One more note: the last line on the prof output in Cumsecs in the old system would show pretty much the time it took to execute, on the new system it shows a number roughly ten times smaller than actual execution time.

It is static COEFF binary built with the same make file with same compiler, nothing changed between old and new environment, except SMP. The system (old and new) is pretty much one user system idle 99.9% of the time.

I guess the SMP feature is the reason for the skewed profiling. Does anybody know about this issue? Any ideas?

Thanks in advance.

The msec/call number is awfully small to start with - and it doesn't change. How are you timing each function call? To what precision? You may be running fast enough on the new server that your measurement isn't precise enough and your code keeps adding zero time for each execution.

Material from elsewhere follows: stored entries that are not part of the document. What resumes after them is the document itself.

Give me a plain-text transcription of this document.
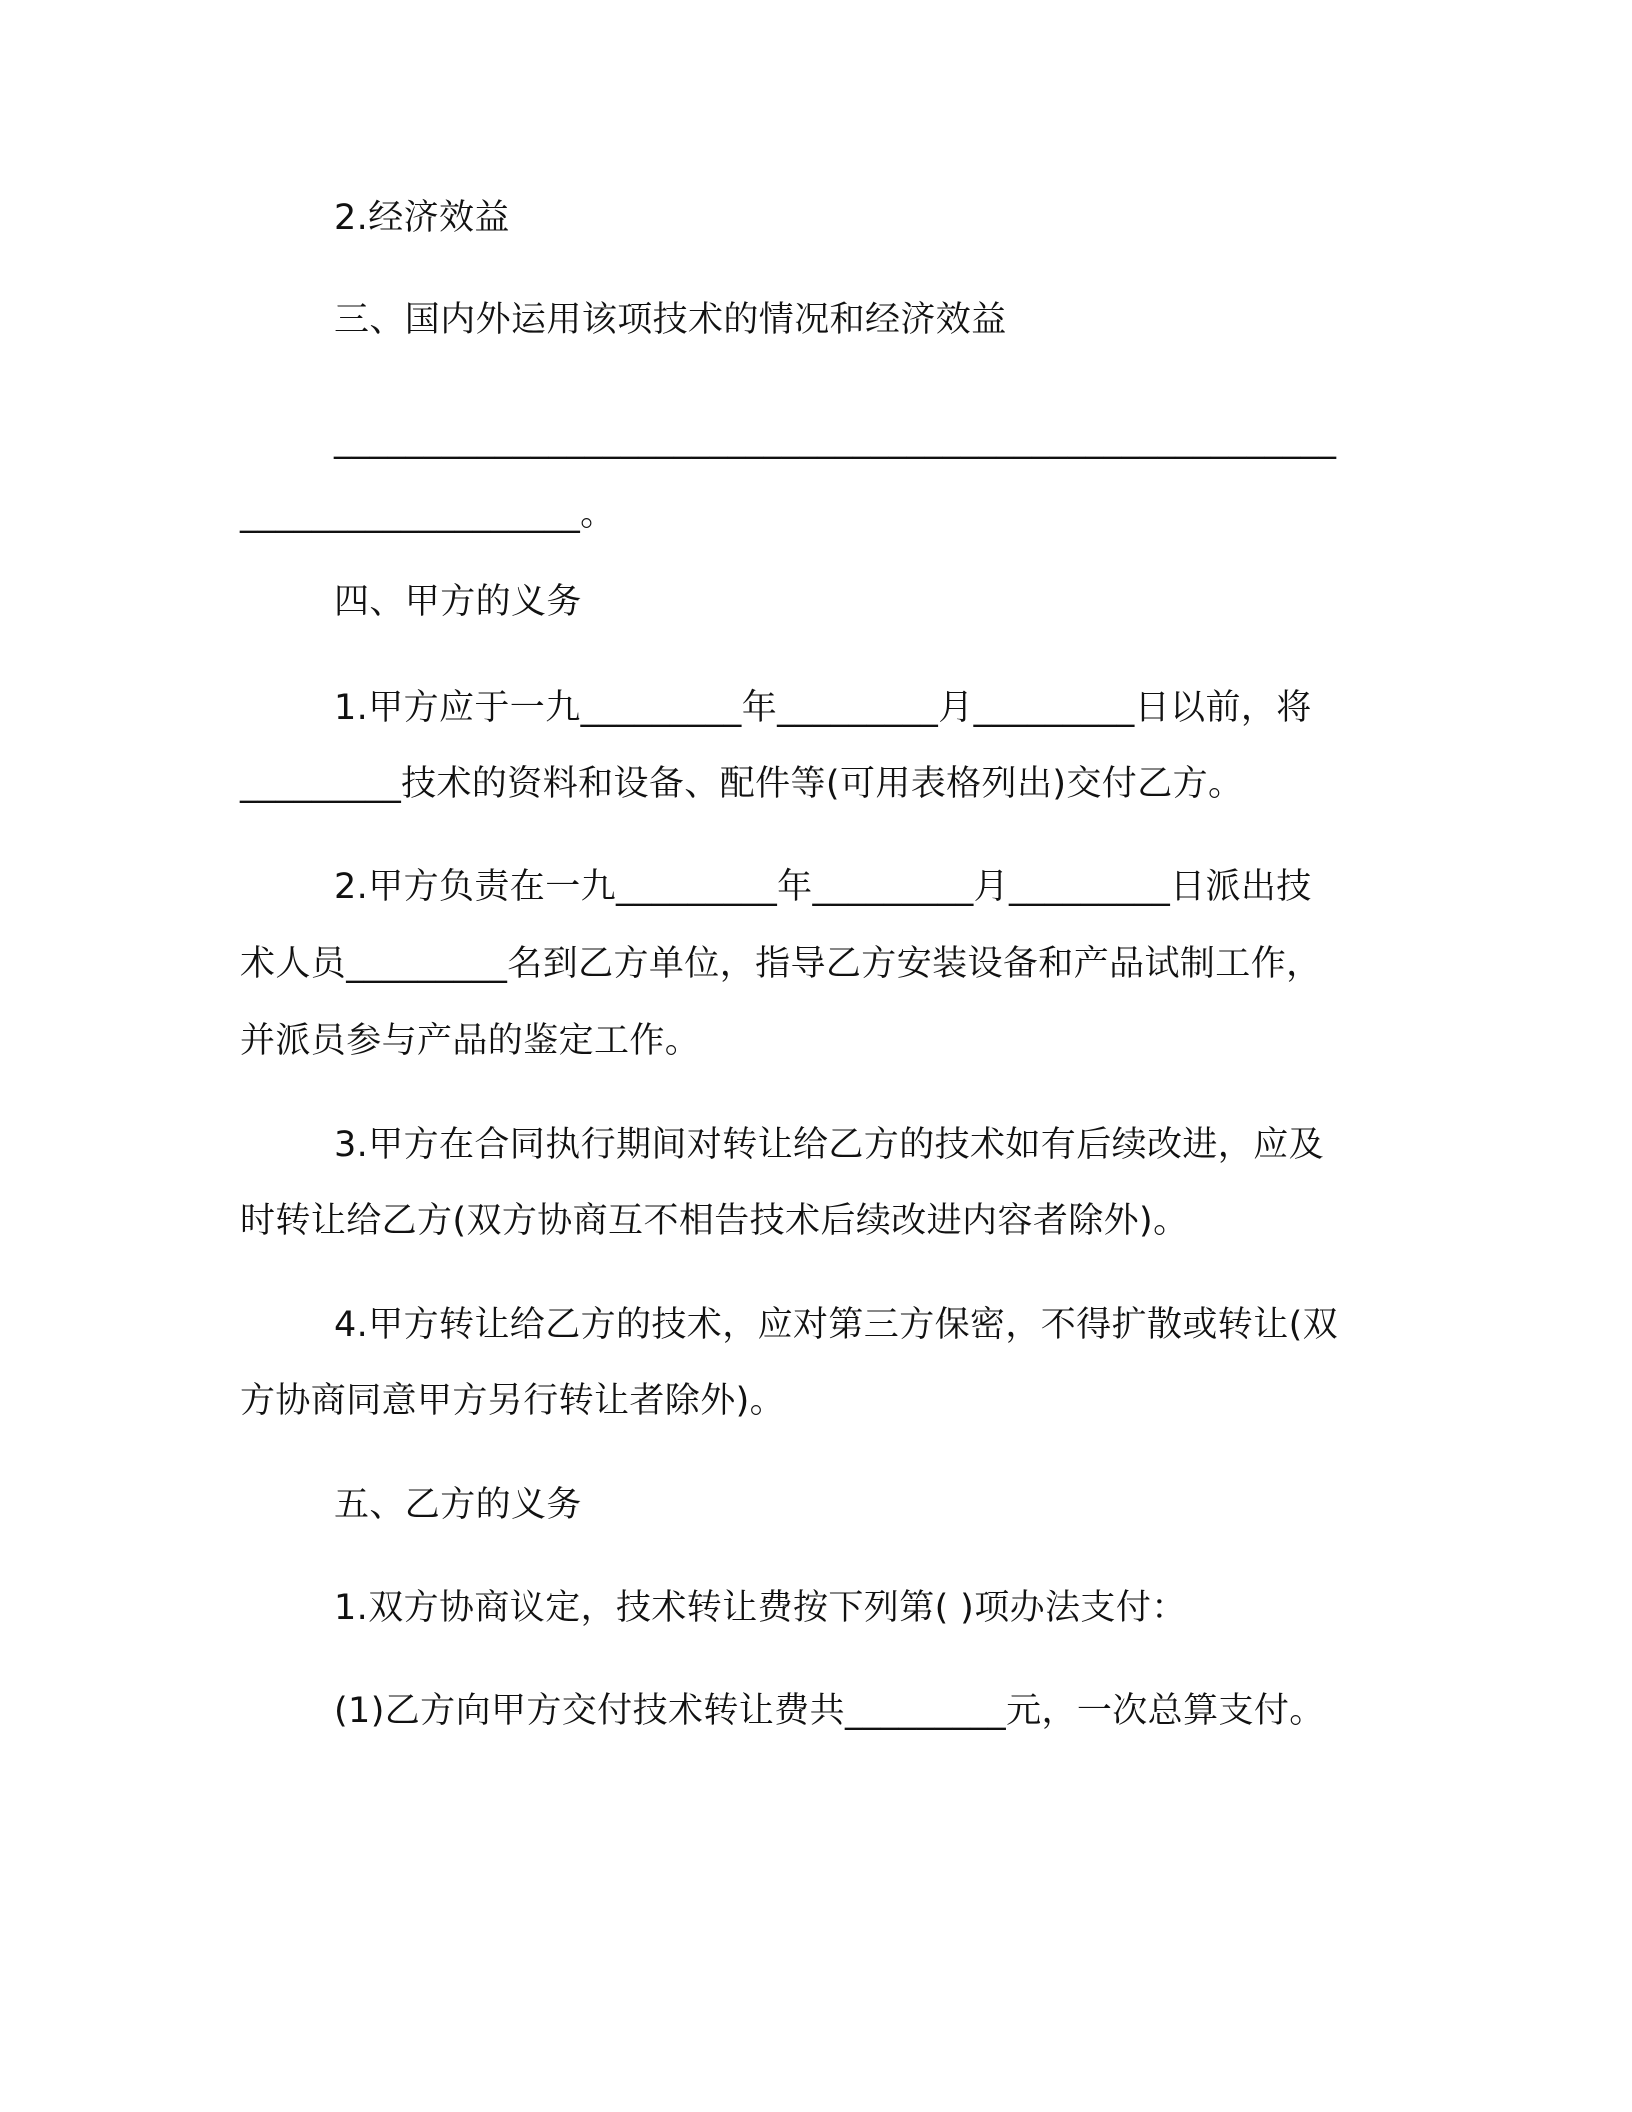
2.经济效益
三、国内外运用该项技术的情况和经济效益
________________________________________________________
___________________。
四、甲方的义务
1.甲方应于一九_________年_________月_________日以前，将
_________技术的资料和设备、配件等(可用表格列出)交付乙方。
2.甲方负责在一九_________年_________月_________日派出技
术人员_________名到乙方单位，指导乙方安装设备和产品试制工作，
并派员参与产品的鉴定工作。
3.甲方在合同执行期间对转让给乙方的技术如有后续改进，应及
时转让给乙方(双方协商互不相告技术后续改进内容者除外)。
4.甲方转让给乙方的技术，应对第三方保密，不得扩散或转让(双
方协商同意甲方另行转让者除外)。
五、乙方的义务
1.双方协商议定，技术转让费按下列第( )项办法支付：
(1)乙方向甲方交付技术转让费共_________元，一次总算支付。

I don't think it's the SMP that's causing the problem, at least not directly.

Thanks for your input. To answer your questions how am I timing and to what precision - I just compiled the app with -p flag. Then I run the app through the test routine, which created the mon.out file. Then I run prof app-name and that gives me results I show. I don't think I can control precision of the output.

As far as new machine being much faster than the old one - yes, the app runs roughly twice faster on this new h/w. But definitely not 10 times faster.

Can you disable CPUs and/or hyperthreading as necessary via BIOS settings on your new hardware to limit the OS to only one CPU thread? That seems to me to be a really easy test to run that will provide good information.

In fact, that was exactly what we just did.

Disabled it in BIOS first and it did not help. Removed the SMP from OS and now it works as expected.